Sunday, March 6, 2022

What crisis are we in right now?

Checking the NZ Doctor COVID timeline, I see that at this time two years ago, New Zealand was recording one new confirmed case a day of COVID from 4-7 March 2020, bringing the total to five at the time. On 11 March, the World Health Organisation (WHO) officially declared the emergency a pandemic; and President Trump suspended travel into the United States from most European countries for 30 days.

But today, in our time, our family tentatively ventured into Wellington (after the protests), to a Festival of the Arts event at Te Papa, masked and with vaccine passes at the ready, on a ‘mission to Mars’. Guess we wanted to escape it all, Earth becoming a bit too hot to handle, these days.

But it reminded me that two years ago, a bit later into March, we had ventured into Wellington for a Festival event – only to find it cancelled in that strange, topsy-turvy time before COVID really hit New Zealand, when events were being cancelled voluntarily by organisers all over the place. On that day, with no show to go to, we took ourselves off to Arty Bees second-hand bookshop, and I bought a copy of James Kunstler’s The Long Emergency (a much delayed read).

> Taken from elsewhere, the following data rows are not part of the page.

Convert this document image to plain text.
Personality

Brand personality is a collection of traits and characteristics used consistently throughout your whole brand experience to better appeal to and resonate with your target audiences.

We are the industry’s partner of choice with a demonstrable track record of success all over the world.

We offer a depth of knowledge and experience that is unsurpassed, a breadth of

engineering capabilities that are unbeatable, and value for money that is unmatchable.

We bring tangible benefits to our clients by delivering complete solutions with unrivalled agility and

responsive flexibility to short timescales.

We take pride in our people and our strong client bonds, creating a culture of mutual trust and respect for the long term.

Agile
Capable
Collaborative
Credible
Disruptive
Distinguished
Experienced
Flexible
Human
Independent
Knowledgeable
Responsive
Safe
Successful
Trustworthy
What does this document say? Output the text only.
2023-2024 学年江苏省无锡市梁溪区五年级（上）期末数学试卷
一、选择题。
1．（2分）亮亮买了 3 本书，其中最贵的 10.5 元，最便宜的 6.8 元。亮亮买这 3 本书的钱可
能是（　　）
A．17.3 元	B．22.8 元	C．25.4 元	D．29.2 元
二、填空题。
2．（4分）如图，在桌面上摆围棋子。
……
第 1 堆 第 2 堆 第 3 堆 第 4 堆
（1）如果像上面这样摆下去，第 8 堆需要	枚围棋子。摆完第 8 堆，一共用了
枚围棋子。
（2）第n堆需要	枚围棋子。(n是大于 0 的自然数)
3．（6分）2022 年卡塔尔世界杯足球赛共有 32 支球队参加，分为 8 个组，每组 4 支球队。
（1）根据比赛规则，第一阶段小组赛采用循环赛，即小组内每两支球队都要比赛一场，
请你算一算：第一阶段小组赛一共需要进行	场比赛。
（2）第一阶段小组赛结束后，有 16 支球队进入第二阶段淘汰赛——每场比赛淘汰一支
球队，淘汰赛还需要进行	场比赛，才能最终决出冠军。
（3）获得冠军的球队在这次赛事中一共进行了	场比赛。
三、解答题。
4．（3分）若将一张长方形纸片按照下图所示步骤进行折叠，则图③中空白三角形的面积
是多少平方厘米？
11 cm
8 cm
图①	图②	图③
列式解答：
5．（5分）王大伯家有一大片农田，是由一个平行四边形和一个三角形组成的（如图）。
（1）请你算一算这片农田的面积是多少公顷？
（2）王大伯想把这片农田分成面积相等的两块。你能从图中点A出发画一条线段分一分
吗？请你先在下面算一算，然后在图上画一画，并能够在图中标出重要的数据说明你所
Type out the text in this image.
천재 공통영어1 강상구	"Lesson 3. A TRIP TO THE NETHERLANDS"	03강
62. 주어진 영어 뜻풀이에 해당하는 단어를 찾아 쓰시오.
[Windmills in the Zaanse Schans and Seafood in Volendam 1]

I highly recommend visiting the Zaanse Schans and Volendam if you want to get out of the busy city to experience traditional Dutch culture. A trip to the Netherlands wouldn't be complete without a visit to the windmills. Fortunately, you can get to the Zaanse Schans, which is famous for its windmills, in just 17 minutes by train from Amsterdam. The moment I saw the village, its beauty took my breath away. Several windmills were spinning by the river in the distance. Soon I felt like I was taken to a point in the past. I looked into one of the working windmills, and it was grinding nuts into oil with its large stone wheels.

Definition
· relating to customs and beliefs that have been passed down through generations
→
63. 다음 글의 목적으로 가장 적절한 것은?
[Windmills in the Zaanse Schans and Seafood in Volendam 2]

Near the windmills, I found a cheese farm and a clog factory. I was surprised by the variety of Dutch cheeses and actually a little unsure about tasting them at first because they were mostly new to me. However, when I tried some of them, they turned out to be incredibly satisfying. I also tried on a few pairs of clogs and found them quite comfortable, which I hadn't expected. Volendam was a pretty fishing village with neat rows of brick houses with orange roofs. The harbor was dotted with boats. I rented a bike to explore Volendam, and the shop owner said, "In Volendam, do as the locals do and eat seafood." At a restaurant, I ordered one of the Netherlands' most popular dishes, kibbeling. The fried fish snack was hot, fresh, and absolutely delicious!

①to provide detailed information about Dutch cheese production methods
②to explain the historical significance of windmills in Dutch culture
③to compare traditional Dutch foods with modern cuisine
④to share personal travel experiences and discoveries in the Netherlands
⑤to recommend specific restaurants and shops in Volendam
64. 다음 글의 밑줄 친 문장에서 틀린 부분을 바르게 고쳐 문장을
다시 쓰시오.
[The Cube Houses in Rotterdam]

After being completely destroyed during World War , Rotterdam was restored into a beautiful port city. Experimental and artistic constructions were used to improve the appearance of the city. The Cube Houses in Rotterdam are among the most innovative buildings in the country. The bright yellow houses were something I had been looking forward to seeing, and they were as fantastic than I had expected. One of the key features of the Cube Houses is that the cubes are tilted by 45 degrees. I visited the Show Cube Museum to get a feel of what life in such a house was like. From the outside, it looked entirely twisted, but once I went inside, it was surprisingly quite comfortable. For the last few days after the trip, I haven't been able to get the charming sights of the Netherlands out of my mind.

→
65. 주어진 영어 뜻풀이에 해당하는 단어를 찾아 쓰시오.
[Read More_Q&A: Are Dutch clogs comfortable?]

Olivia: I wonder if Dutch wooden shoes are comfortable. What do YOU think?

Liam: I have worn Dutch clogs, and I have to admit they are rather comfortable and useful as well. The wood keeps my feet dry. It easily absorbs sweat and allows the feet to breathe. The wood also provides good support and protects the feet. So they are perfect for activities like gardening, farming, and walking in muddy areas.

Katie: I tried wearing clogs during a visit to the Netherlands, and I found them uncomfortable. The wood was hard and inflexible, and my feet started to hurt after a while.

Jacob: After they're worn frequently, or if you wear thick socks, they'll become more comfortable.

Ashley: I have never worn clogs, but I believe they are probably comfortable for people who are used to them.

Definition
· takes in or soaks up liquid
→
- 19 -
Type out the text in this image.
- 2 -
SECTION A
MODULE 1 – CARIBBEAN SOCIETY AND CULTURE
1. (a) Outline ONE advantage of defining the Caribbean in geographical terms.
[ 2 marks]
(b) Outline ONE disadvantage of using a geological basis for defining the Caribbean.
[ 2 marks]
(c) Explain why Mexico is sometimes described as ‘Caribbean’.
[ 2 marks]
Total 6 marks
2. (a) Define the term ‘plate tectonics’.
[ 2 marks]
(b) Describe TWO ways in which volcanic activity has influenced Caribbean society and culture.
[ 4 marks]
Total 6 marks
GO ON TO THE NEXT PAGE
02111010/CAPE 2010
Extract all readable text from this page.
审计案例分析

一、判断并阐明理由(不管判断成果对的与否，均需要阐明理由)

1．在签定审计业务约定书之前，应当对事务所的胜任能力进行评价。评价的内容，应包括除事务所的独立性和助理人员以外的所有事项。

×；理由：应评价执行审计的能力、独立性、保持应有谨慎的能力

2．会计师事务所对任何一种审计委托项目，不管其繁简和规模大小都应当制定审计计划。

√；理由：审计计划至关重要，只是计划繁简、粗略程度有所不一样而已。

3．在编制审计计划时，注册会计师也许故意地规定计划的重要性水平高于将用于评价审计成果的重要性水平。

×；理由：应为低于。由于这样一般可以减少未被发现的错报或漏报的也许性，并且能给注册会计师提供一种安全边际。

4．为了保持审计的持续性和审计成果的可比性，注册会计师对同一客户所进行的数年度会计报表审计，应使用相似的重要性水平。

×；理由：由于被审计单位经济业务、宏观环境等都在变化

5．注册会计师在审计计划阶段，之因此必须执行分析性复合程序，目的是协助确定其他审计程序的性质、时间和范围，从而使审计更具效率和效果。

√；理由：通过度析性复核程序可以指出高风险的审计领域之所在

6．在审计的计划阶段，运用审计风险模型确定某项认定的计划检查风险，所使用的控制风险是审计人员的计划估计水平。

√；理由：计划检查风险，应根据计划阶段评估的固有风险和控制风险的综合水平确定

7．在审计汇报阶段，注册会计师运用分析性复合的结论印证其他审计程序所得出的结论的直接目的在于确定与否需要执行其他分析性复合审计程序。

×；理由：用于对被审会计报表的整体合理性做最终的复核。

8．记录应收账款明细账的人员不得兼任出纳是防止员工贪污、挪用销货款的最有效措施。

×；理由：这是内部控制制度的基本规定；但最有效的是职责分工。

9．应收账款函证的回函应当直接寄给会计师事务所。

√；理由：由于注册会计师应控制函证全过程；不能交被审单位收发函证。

First published in 2005, it explores the potential impacts (especially for America), of the consequences of converging crises, such as peak oil production, climate change, disease (yes, including pandemics), economic instability and – dare I say it – war. A rather sombre prophetic book perhaps, but I note the subtitle is Surviving the Converging Catastrophes of the Twenty-first Century (my emphasis). The author is only trying to help.

And I hate to say, I haven’t read it yet. I’m just trying to navigate the present complex crisis we’re in, while keeping an eye on the horizon; and trying to keep some personal crises at bay as well.